Monday, November 23, 2015

Kissin' Cousins

Editing Jam takes a toll. Three weeks and nary a new post.

This blog has been neither forgotten nor ignored. But as editor of Jam magazine – I still want to say new editor, but three issues in I’m not sure that holds – I’m finding that every couple of months, a few weekends need to be handed over to producing the next issue. I have neither the time nor stamina to spend a weekend writing and editing articles for the magazine while simultaneously mustering pithy thoughts here.

This week’s post is short, as I recoup from last weekend’s 4 a.m. nights. But the result is worth the effort. The December/January Jam printed last week and is being distributed around town now. It’s far from perfected, but this issue comes closer to my vision for the magazine, which celebrates 30 years of publication in 2016. Jam is developing a new voice and a fresh look. I have found that even in this digital century, holding a slick printed document remains important to many.

I share the new issue’s cover to shamelessly promote it. That’s singer Eboni Fondren decked in Royals gear and standing on the small baseball diamond adjacent to the historic Paseo YMCA at 19th and The Paseo.

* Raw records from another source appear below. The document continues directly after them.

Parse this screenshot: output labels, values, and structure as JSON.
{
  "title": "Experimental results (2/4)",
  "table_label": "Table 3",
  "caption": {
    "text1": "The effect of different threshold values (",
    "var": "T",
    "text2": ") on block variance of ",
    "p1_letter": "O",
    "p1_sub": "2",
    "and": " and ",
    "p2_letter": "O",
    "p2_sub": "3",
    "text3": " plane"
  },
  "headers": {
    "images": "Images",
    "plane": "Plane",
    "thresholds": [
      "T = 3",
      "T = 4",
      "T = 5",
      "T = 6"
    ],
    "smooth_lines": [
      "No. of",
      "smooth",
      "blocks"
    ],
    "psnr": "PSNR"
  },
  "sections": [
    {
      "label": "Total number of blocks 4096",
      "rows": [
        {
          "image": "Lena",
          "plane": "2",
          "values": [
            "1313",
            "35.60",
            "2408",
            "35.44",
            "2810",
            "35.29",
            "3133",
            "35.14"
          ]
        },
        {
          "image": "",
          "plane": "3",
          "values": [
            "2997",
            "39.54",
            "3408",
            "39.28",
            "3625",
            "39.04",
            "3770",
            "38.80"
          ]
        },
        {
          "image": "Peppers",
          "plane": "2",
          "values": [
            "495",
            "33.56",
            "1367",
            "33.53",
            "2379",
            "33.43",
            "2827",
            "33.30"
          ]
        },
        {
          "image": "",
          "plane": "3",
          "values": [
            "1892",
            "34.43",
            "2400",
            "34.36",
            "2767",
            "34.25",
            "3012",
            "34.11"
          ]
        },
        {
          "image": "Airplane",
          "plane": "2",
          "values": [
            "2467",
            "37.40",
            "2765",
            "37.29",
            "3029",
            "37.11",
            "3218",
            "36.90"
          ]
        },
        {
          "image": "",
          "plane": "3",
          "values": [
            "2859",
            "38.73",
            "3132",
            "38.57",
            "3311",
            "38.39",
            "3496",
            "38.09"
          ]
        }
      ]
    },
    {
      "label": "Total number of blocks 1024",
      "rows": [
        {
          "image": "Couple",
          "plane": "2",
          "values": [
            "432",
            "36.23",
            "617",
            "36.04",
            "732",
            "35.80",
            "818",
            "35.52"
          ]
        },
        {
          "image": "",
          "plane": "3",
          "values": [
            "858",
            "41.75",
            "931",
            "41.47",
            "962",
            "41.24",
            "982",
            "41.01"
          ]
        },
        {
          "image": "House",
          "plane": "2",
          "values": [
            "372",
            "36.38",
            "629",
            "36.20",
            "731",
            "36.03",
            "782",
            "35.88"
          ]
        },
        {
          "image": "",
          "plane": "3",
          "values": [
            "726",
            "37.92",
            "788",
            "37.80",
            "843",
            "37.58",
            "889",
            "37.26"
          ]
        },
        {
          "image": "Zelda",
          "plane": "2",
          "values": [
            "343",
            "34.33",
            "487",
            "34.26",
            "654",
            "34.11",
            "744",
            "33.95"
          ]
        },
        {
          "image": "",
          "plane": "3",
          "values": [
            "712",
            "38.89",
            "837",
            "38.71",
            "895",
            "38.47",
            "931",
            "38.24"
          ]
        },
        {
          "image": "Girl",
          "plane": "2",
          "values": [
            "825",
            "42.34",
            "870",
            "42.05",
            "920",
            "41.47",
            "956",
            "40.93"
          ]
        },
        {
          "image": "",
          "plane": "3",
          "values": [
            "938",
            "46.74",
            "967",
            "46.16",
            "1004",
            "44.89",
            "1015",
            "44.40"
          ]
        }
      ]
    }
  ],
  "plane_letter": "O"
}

Clearly, the photo is inspired by the Royals’ World Series championship. But it works in part because in Kansas City, baseball and jazz have long been kissin’ cousins. In the 1920s and ’30s, when a new style of jazz was growing up in this city, the Kansas City Monarchs dominated baseball’s Negro Leagues and were as integral to the fabric of 18th and Vine as were music and vice. The Monarchs’ office stood on 18th Street, between The Paseo and Vine. They played in Municipal Stadium at 22nd and Brooklyn.

The Negro Leagues fed the integration of baseball, and the integration of baseball is often cited as one key to the acceptance of integration in America. February will mark 96 years since the charter creating the Negro Baseball Leagues was signed at the Paseo YMCA, in 1920. I’ve long argued that the building deserves recognition as a National Historic Landmark.

Add September’s announcement on plans to build the nation’s seventh Major League Baseball Urban Youth Academy in Parade Park, behind the jazz and Negro Leagues museums. If the city can find a solution to taming crime in the district, and the devastating news stories that crime generates, this development will attract a new audience to Kansas City’s historic jazz district. It further strengthens Kansas City’s historic bonds between baseball and jazz.

But while baseball season has ended for this year, jazz continues. Diana Krall performed at the Midland on Saturday night. And Friday night, she sat in with Matt Otto at The Blue Room on his last set. That’s the kind of thing that doesn’t happen just anywhere. The loss of Take Five and The Broadway Jazz Club means fewer opportunities for musicians to perform. No question, it’s a setback. But the wealth of jazz talent in Kansas City today will keep the music thriving, and will keep performers like Diana Krall getting out when they visit to sample what we have going on.